We have struggles to wage ahead of us. We are living in a turbulent era; an era that is trying to deny us perhaps the most precious thing of all – hope. However, we cannot and must not permit that to happen. We must keep the hope for tomorrow, for the future of our children, alive at all costs.
This is our duty to our generation, but also to those generations that will follow.
A large section of society believes that only AKEL can take on the burden of the vindication of Cyprus; that only AKEL can be the strong and serious pillar of resistance to the government’s anti-social policies; that only AKEL has the patriotism, consistency, seriousness and steadfastness that the critical and enormous problems facing our homeland demand. We must meet the expectations of this section of the people.
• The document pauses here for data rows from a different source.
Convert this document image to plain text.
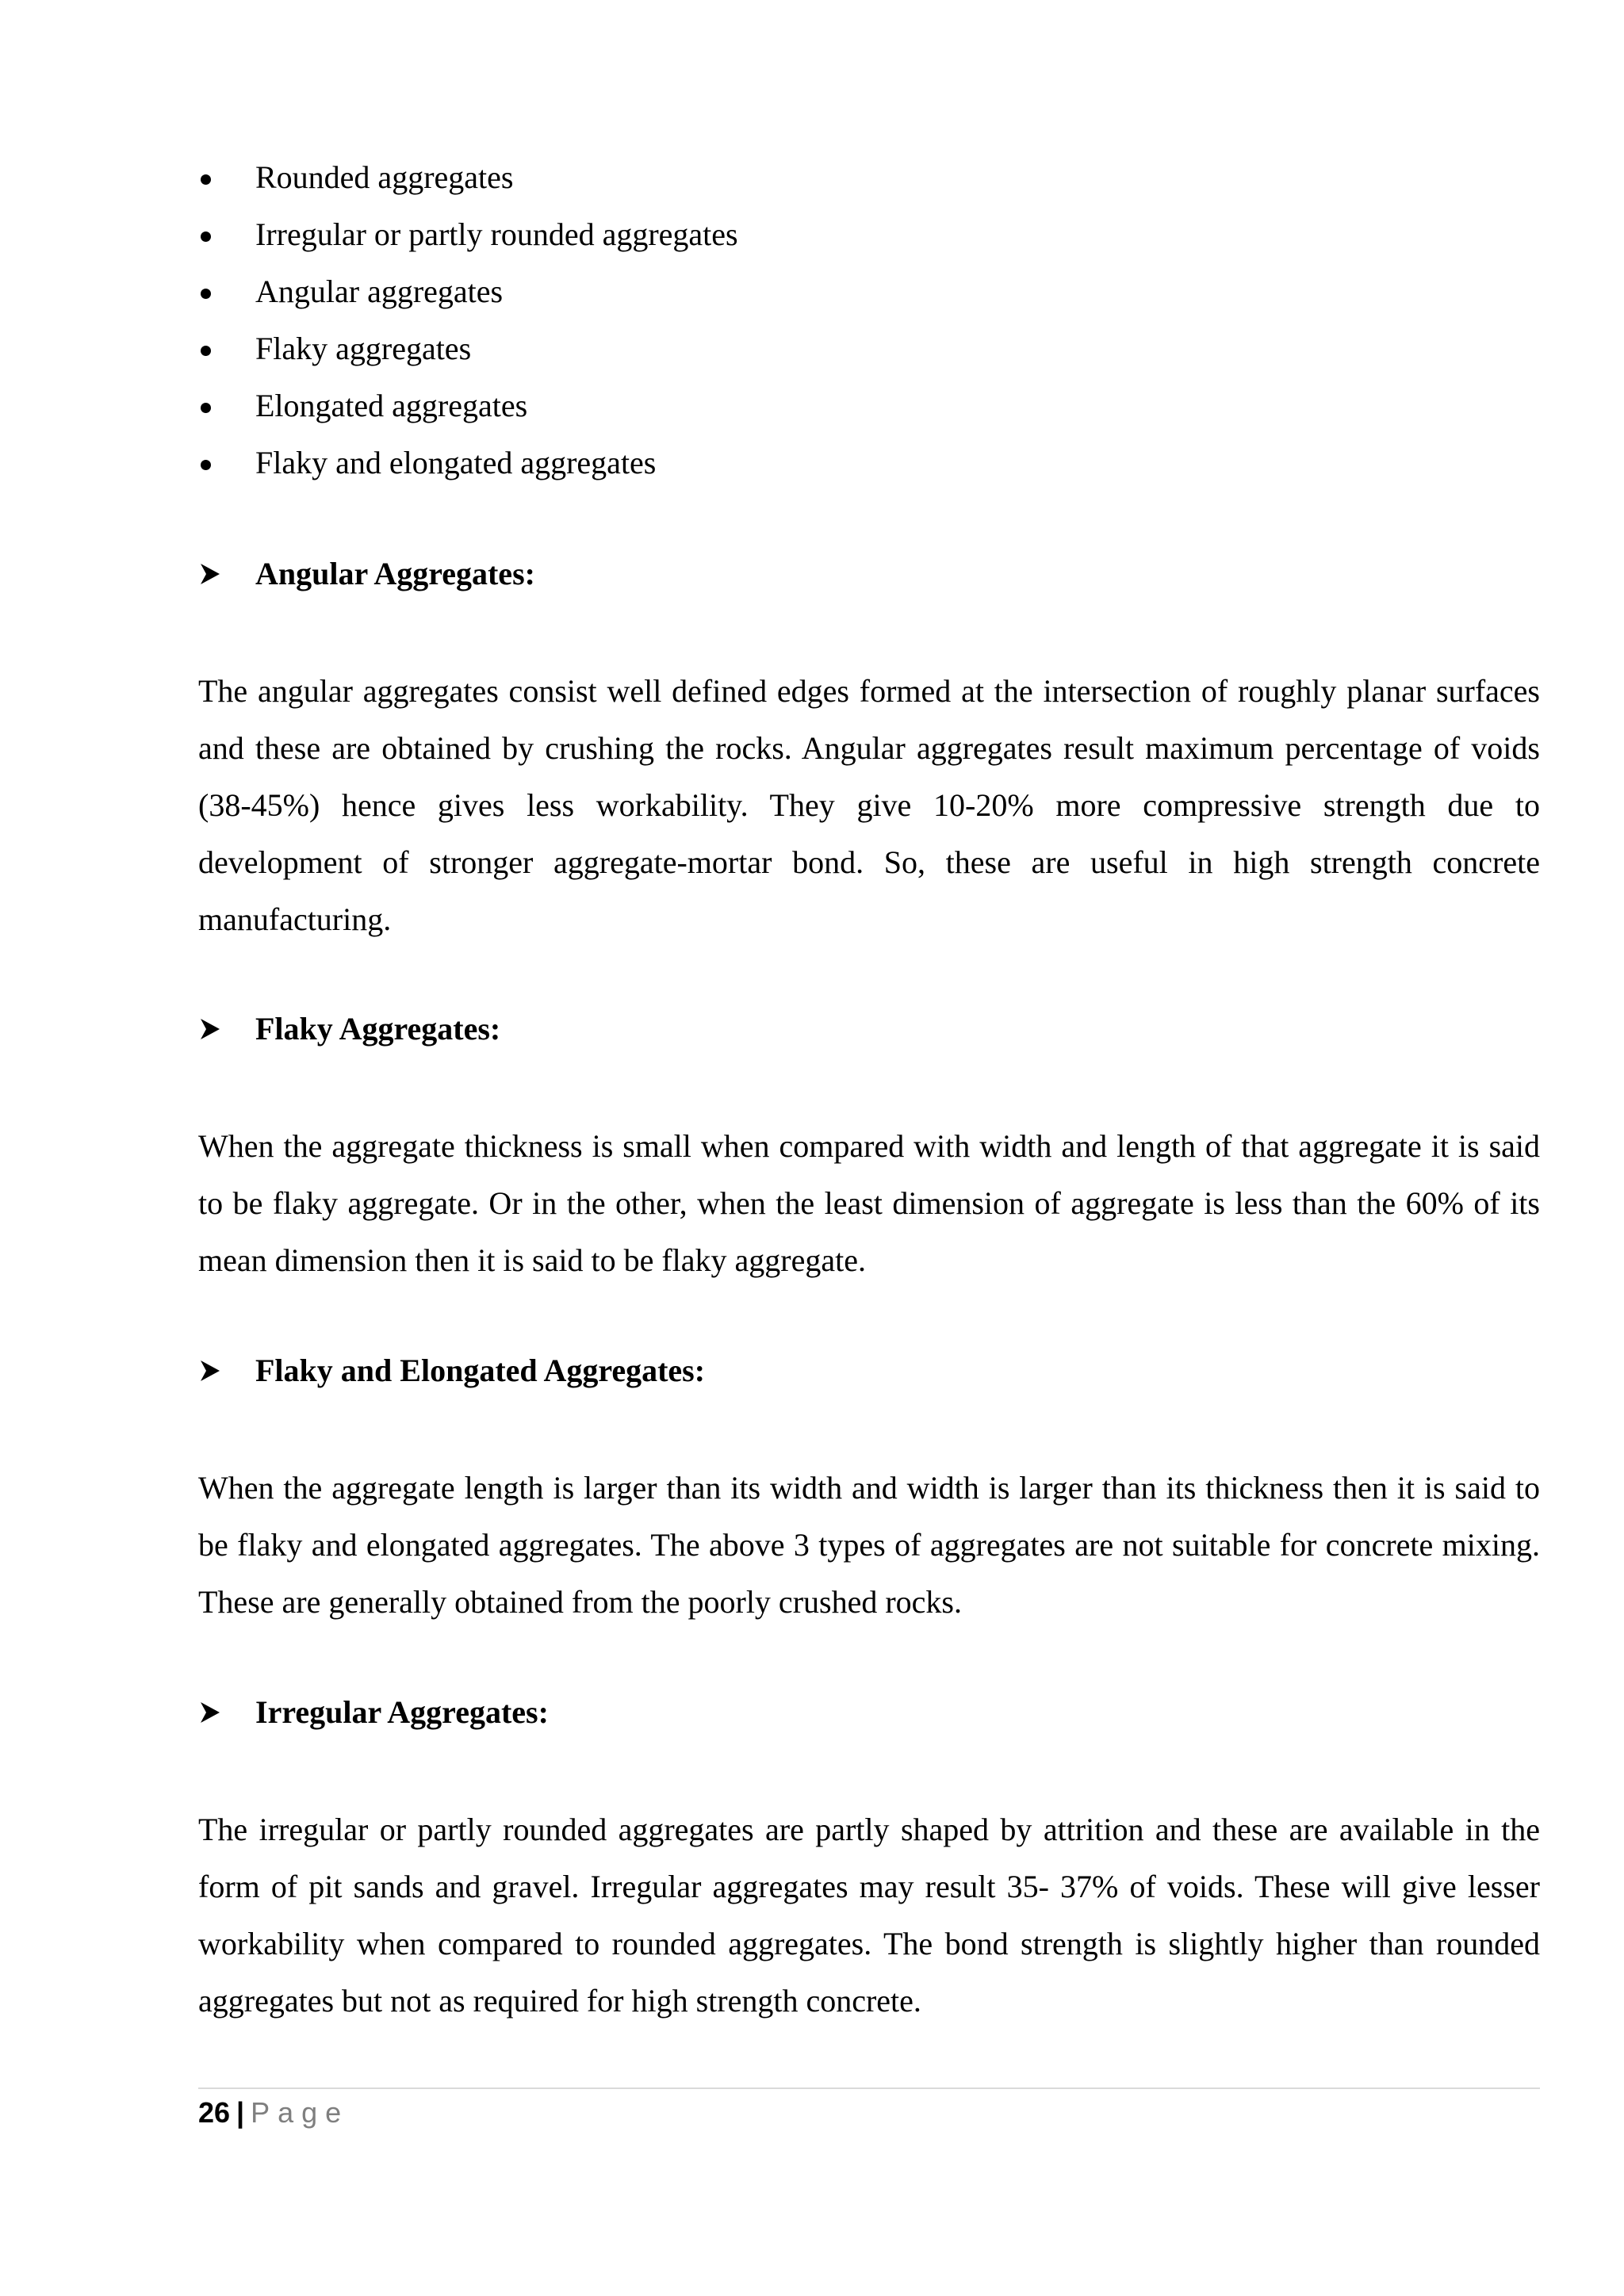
Rounded aggregates
Irregular or partly rounded aggregates
Angular aggregates
Flaky aggregates
Elongated aggregates
Flaky and elongated aggregates
Angular Aggregates:

The angular aggregates consist well defined edges formed at the intersection of roughly planar surfaces and these are obtained by crushing the rocks. Angular aggregates result maximum percentage of voids (38-45%) hence gives less workability. They give 10-20% more compressive strength due to development of stronger aggregate-mortar bond. So, these are useful in high strength concrete manufacturing.

Flaky Aggregates:

When the aggregate thickness is small when compared with width and length of that aggregate it is said to be flaky aggregate. Or in the other, when the least dimension of aggregate is less than the 60% of its mean dimension then it is said to be flaky aggregate.

Flaky and Elongated Aggregates:

When the aggregate length is larger than its width and width is larger than its thickness then it is said to be flaky and elongated aggregates. The above 3 types of aggregates are not suitable for concrete mixing. These are generally obtained from the poorly crushed rocks.

Irregular Aggregates:

The irregular or partly rounded aggregates are partly shaped by attrition and these are available in the form of pit sands and gravel. Irregular aggregates may result 35- 37% of voids. These will give lesser workability when compared to rounded aggregates. The bond strength is slightly higher than rounded aggregates but not as required for high strength concrete.

26 | Page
We must overcome weaknesses and problems and respond to history’s need.
It is crucial for AKEL to emerge strong from the upcoming European elections and for the people to have a voice in the European Parliament, but also to send out a strong message to the Anastasiades-DISY Government.
For the people to give a powerful reply to them that their authoritarianism and arrogance will not pass; to tell them that we’ve had enough of austerity, meagre wages and high rents.
That we’ve had enough with their obsessions that are filling the pockets of the privileged few and emptying the pockets of many; enough of their cronyism and nepotism; enough of their interwoven interests and corruption; enough of the leveling of institutions.
We need to send out the message that enough is enough!
The alternative voice will be heard now: the voice of the many in Cyprus and in Europe.
So let’s move forward.
Let’s all work together, hard and selflessly so that our voice will be heard loudly in May.
For Cyprus.
For our people.
For a better life for us, our children and grandchildren.